Her pedagogical choices are valuable points of departure, such as insistence to students that transphobia will not be tolerated or her forcing students to think about how questions within the transgender field upend our assumptions about the hard lines drawn that determine biological sex. 

Reis also engages with current and age-old historical debates, such as how to avoid the issue of presentism when searching for a way to describe "transgenderism" before the term "transgender" became part of popular discourse. Using the term berdache coined by French colonists to describe Native Americans (mostly men) "who lived, dressed, and worked as the opposite sex," (169) she demonstrates how the problematic use of terms such as berdache and two-spirit people tend to distort, rather than clarify. She concludes that far more useful, however difficult, would be to use names Native Americans "themselves employed." (170)

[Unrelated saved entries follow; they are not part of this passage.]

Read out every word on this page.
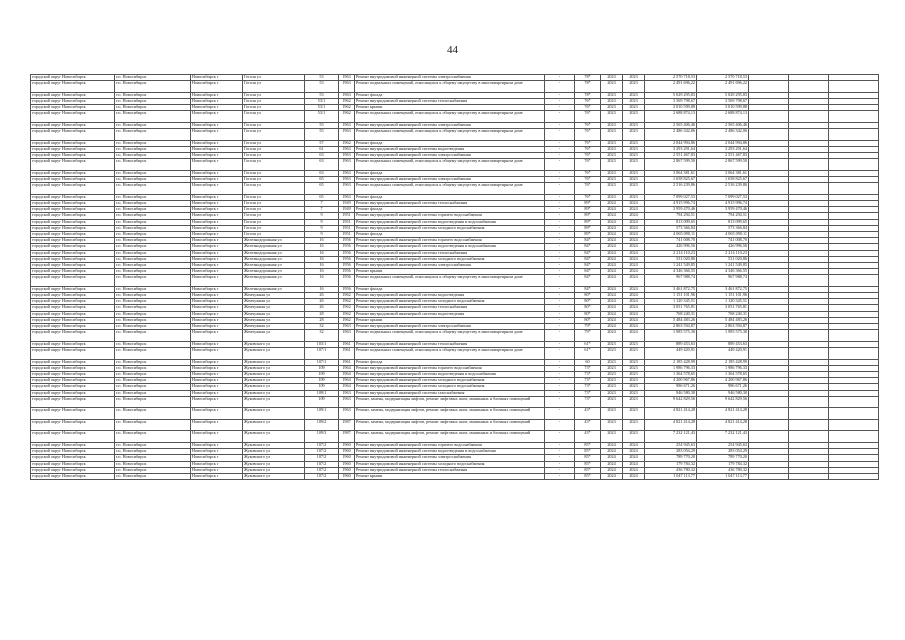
44
городской округ Новосибирск	г.п. Новосибирск	Новосибирск г	Гоголя ул	53	1963	Ремонт внутридомовой инженерной системы электроснабжения	-	78*	2023	2023	2 570 718,53	2 570 718,53			
городской округ Новосибирск	г.п. Новосибирск	Новосибирск г	Гоголя ул	53	1963	Ремонт подвальных помещений, относящихся к общему имуществу в многоквартирном доме	-	78*	2023	2023	2 491 696,22	2 491 696,22			
городской округ Новосибирск	г.п. Новосибирск	Новосибирск г	Гоголя ул	53	1963	Ремонт фасада	-	78*	2023	2023	5 029 295,83	5 029 295,83			
городской округ Новосибирск	г.п. Новосибирск	Новосибирск г	Гоголя ул	53/1	1962	Ремонт внутридомовой инженерной системы теплоснабжения	-	76*	2023	2023	3 569 798,67	3 569 798,67			
городской округ Новосибирск	г.п. Новосибирск	Новосибирск г	Гоголя ул	53/1	1962	Ремонт крыши	-	76*	2023	2023	3 010 599,88	3 010 599,88			
городской округ Новосибирск	г.п. Новосибирск	Новосибирск г	Гоголя ул	53/1	1962	Ремонт подвальных помещений, относящихся к общему имуществу в многоквартирном доме	-	76*	2023	2023	2 688 874,13	2 688 874,13			
городской округ Новосибирск	г.п. Новосибирск	Новосибирск г	Гоголя ул	55	1963	Ремонт внутридомовой инженерной системы электроснабжения	-	76*	2023	2023	2 565 406,46	2 565 406,46			
городской округ Новосибирск	г.п. Новосибирск	Новосибирск г	Гоголя ул	55	1963	Ремонт подвальных помещений, относящихся к общему имуществу в многоквартирном доме	-	76*	2023	2023	2 486 342,06	2 486 342,06			
городской округ Новосибирск	г.п. Новосибирск	Новосибирск г	Гоголя ул	57	1962	Ремонт фасада	-	76*	2023	2023	2 044 994,86	2 044 994,86			
городской округ Новосибирск	г.п. Новосибирск	Новосибирск г	Гоголя ул	61	1963	Ремонт внутридомовой инженерной системы водоотведения	-	76*	2023	2023	3 293 291,64	3 293 291,64			
городской округ Новосибирск	г.п. Новосибирск	Новосибирск г	Гоголя ул	63	1963	Ремонт внутридомовой инженерной системы электроснабжения	-	76*	2023	2023	2 551 467,83	2 551 467,83			
городской округ Новосибирск	г.п. Новосибирск	Новосибирск г	Гоголя ул	63	1963	Ремонт подвальных помещений, относящихся к общему имуществу в многоквартирном доме	-	76*	2023	2023	2 867 599,50	2 867 599,50			
городской округ Новосибирск	г.п. Новосибирск	Новосибирск г	Гоголя ул	63	1963	Ремонт фасада	-	76*	2023	2023	3 064 381,61	3 064 381,61			
городской округ Новосибирск	г.п. Новосибирск	Новосибирск г	Гоголя ул	65	1963	Ремонт внутридомовой инженерной системы электроснабжения	-	76*	2023	2023	1 658 825,67	1 658 825,67			
городской округ Новосибирск	г.п. Новосибирск	Новосибирск г	Гоголя ул	65	1963	Ремонт подвальных помещений, относящихся к общему имуществу в многоквартирном доме	-	76*	2023	2023	2 516 239,86	2 516 239,86			
городской округ Новосибирск	г.п. Новосибирск	Новосибирск г	Гоголя ул	65	1963	Ремонт фасада	-	76*	2023	2023	7 099 027,53	7 099 027,53			
городской округ Новосибирск	г.п. Новосибирск	Новосибирск г	Гоголя ул	7	1949	Ремонт внутридомовой инженерной системы теплоснабжения	-	89*	2024	2024	4 915 996,74	4 915 996,74			
городской округ Новосибирск	г.п. Новосибирск	Новосибирск г	Гоголя ул	7	1949	Ремонт фасада	-	89*	2024	2024	3 959 470,46	3 959 470,46			
городской округ Новосибирск	г.п. Новосибирск	Новосибирск г	Гоголя ул	9	1951	Ремонт внутридомовой инженерной системы горячего водоснабжения	-	89*	2024	2024	794 294,51	794 294,51			
городской округ Новосибирск	г.п. Новосибирск	Новосибирск г	Гоголя ул	9	1951	Ремонт внутридомовой инженерной системы водоотведения и водоснабжения	-	89*	2024	2024	813 099,65	813 099,65			
городской округ Новосибирск	г.п. Новосибирск	Новосибирск г	Гоголя ул	9	1951	Ремонт внутридомовой инженерной системы холодного водоснабжения	-	89*	2024	2024	573 366,84	573 366,84			
городской округ Новосибирск	г.п. Новосибирск	Новосибирск г	Гоголя ул	9	1951	Ремонт фасада	-	89*	2024	2024	4 065 090,11	4 065 090,11			
городской округ Новосибирск	г.п. Новосибирск	Новосибирск г	Железнодорожная ул	16	1956	Ремонт внутридомовой инженерной системы горячего водоснабжения	-	84*	2024	2024	741 008,70	741 008,70			
городской округ Новосибирск	г.п. Новосибирск	Новосибирск г	Железнодорожная ул	16	1956	Ремонт внутридомовой инженерной системы водоотведения и водоснабжения	-	84*	2024	2024	426 996,56	426 996,56			
городской округ Новосибирск	г.п. Новосибирск	Новосибирск г	Железнодорожная ул	16	1956	Ремонт внутридомовой инженерной системы теплоснабжения	-	84*	2024	2024	2 214 110,23	2 214 110,23			
городской округ Новосибирск	г.п. Новосибирск	Новосибирск г	Железнодорожная ул	16	1956	Ремонт внутридомовой инженерной системы холодного водоснабжения	-	84*	2024	2024	531 020,86	531 020,86			
городской округ Новосибирск	г.п. Новосибирск	Новосибирск г	Железнодорожная ул	16	1956	Ремонт внутридомовой инженерной системы электроснабжения	-	84*	2024	2024	1 241 549,85	1 241 549,85			
городской округ Новосибирск	г.п. Новосибирск	Новосибирск г	Железнодорожная ул	16	1956	Ремонт крыши	-	84*	2024	2024	4 346 366,55	4 346 366,55			
городской округ Новосибирск	г.п. Новосибирск	Новосибирск г	Железнодорожная ул	16	1956	Ремонт подвальных помещений, относящихся к общему имуществу в многоквартирном доме	-	84*	2024	2024	967 988,74	967 988,74			
городской округ Новосибирск	г.п. Новосибирск	Новосибирск г	Железнодорожная ул	16	1956	Ремонт фасада	-	84*	2024	2024	3 461 872,75	3 461 872,75			
городской округ Новосибирск	г.п. Новосибирск	Новосибирск г	Жемчужная ул	26	1962	Ремонт внутридомовой инженерной системы водоотведения	-	80*	2024	2024	1 151 101,96	1 151 101,96			
городской округ Новосибирск	г.п. Новосибирск	Новосибирск г	Жемчужная ул	26	1962	Ремонт внутридомовой инженерной системы холодного водоснабжения	-	80*	2024	2024	1 120 345,51	1 120 345,51			
городской округ Новосибирск	г.п. Новосибирск	Новосибирск г	Жемчужная ул	26	1962	Ремонт внутридомовой инженерной системы теплоснабжения	-	80*	2024	2024	3 051 765,81	3 051 765,81			
городской округ Новосибирск	г.п. Новосибирск	Новосибирск г	Жемчужная ул	28	1962	Ремонт внутридомовой инженерной системы водоотведения	-	80*	2024	2024	768 240,31	768 240,31			
городской округ Новосибирск	г.п. Новосибирск	Новосибирск г	Жемчужная ул	28	1962	Ремонт крыши	-	80*	2024	2024	5 484 483,26	5 484 483,26			
городской округ Новосибирск	г.п. Новосибирск	Новосибирск г	Жемчужная ул	32	1963	Ремонт внутридомовой инженерной системы электроснабжения	-	79*	2024	2024	2 863 594,87	2 863 594,87			
городской округ Новосибирск	г.п. Новосибирск	Новосибирск г	Жемчужная ул	32	1963	Ремонт подвальных помещений, относящихся к общему имуществу в многоквартирном доме	-	79*	2024	2024	1 985 575,30	1 985 575,30			
городской округ Новосибирск	г.п. Новосибирск	Новосибирск г	Жуковского ул	103/1	1961	Ремонт внутридомовой инженерной системы теплоснабжения	-	61*	2023	2023	889 453,63	889 453,63			
городской округ Новосибирск	г.п. Новосибирск	Новосибирск г	Жуковского ул	107/1	1961	Ремонт подвальных помещений, относящихся к общему имуществу в многоквартирном доме	-	61*	2023	2023	449 420,91	449 420,91			
городской округ Новосибирск	г.п. Новосибирск	Новосибирск г	Жуковского ул	107/1	1961	Ремонт фасада	-	60	2023	2023	2 185 428,99	2 185 428,99			
городской округ Новосибирск	г.п. Новосибирск	Новосибирск г	Жуковского ул	109	1964	Ремонт внутридомовой инженерной системы горячего водоснабжения	-	73*	2023	2023	1 986 796,33	1 986 796,33			
городской округ Новосибирск	г.п. Новосибирск	Новосибирск г	Жуковского ул	109	1964	Ремонт внутридомовой инженерной системы водоотведения и водоснабжения	-	73*	2023	2023	1 364 578,65	1 364 578,65			
городской округ Новосибирск	г.п. Новосибирск	Новосибирск г	Жуковского ул	109	1964	Ремонт внутридомовой инженерной системы холодного водоснабжения	-	73*	2023	2023	4 200 967,86	4 200 967,86			
городской округ Новосибирск	г.п. Новосибирск	Новосибирск г	Жуковского ул	109	1964	Ремонт внутридомовой инженерной системы холодного водоснабжения	-	73*	2023	2023	986 671,26	986 671,26			
городской округ Новосибирск	г.п. Новосибирск	Новосибирск г	Жуковского ул	109/1	1963	Ремонт внутридомовой инженерной системы газоснабжения	-	73*	2023	2023	946 580,30	946 580,30			
городской округ Новосибирск	г.п. Новосибирск	Новосибирск г	Жуковского ул	109	1963	Ремонт, замена, модернизация лифтов, ремонт лифтовых шахт, машинных и блочных помещений	-	73*	2023	2023	9 642 829,56	9 642 829,56			
городской округ Новосибирск	г.п. Новосибирск	Новосибирск г	Жуковского ул	109/1	1963	Ремонт, замена, модернизация лифтов, ремонт лифтовых шахт, машинных и блочных помещений	-	43*	2023	2023	4 821 414,28	4 821 414,28			
городской округ Новосибирск	г.п. Новосибирск	Новосибирск г	Жуковского ул	109/2	1987	Ремонт, замена, модернизация лифтов, ремонт лифтовых шахт, машинных и блочных помещений	-	43*	2023	2023	4 821 414,28	4 821 414,28			
городской округ Новосибирск	г.п. Новосибирск	Новосибирск г	Жуковского ул	109/3	1987	Ремонт, замена, модернизация лифтов, ремонт лифтовых шахт, машинных и блочных помещений	-	43*	2023	2023	7 232 121,43	7 232 121,43			
городской округ Новосибирск	г.п. Новосибирск	Новосибирск г	Жуковского ул	107/2	1960	Ремонт внутридомовой инженерной системы горячего водоснабжения	-	85*	2024	2024	254 945,63	254 945,63			
городской округ Новосибирск	г.п. Новосибирск	Новосибирск г	Жуковского ул	107/2	1960	Ремонт внутридомовой инженерной системы водоотведения и водоснабжения	-	85*	2024	2024	283 054,29	283 054,29			
городской округ Новосибирск	г.п. Новосибирск	Новосибирск г	Жуковского ул	107/2	1960	Ремонт внутридомовой инженерной системы электроснабжения	-	85*	2024	2024	789 770,20	789 770,20			
городской округ Новосибирск	г.п. Новосибирск	Новосибирск г	Жуковского ул	107/2	1960	Ремонт внутридомовой инженерной системы холодного водоснабжения	-	85*	2024	2024	179 784,32	179 784,32			
городской округ Новосибирск	г.п. Новосибирск	Новосибирск г	Жуковского ул	107/2	1960	Ремонт внутридомовой инженерной системы теплоснабжения	-	85*	2024	2024	436 780,32	436 780,32			
городской округ Новосибирск	г.п. Новосибирск	Новосибирск г	Жуковского ул	107/2	1960	Ремонт крыши	-	85*	2024	2024	1 047 113,77	1 047 113,77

To further support this line of reasoning, Reis echoes frameworks such as D'Emilio and Freedman's Intimate Matters (1988, 2012), noting how "women who dressed as men" were initially and simply assumed to have interest only in carnal relations with other women (170).

Reis touches on complications with other terms such as intersex and transexuality: the former a result of activists shrugging off the mantle of a pathologized body and critiquing the practices of medical professionals who made decisions for people with so-called "ambiguous anatomy." (171) In so doing she critiques the DSM's GID (Gender Identity Disorder)* This has largely been replaced with "Gender Dysphoria," but is still coded as a disorder in some sense. She questions the privilege of transexuality--who can afford to alter their bodies? And without a diagnosis, one is often denied services.

After revealing several of the questions facing scholars and activists in her course, Reis offers her syllabus with reading list, and it begins strongly organized by chronology and later rests more heavily in theme, though often they are more contemporary themes.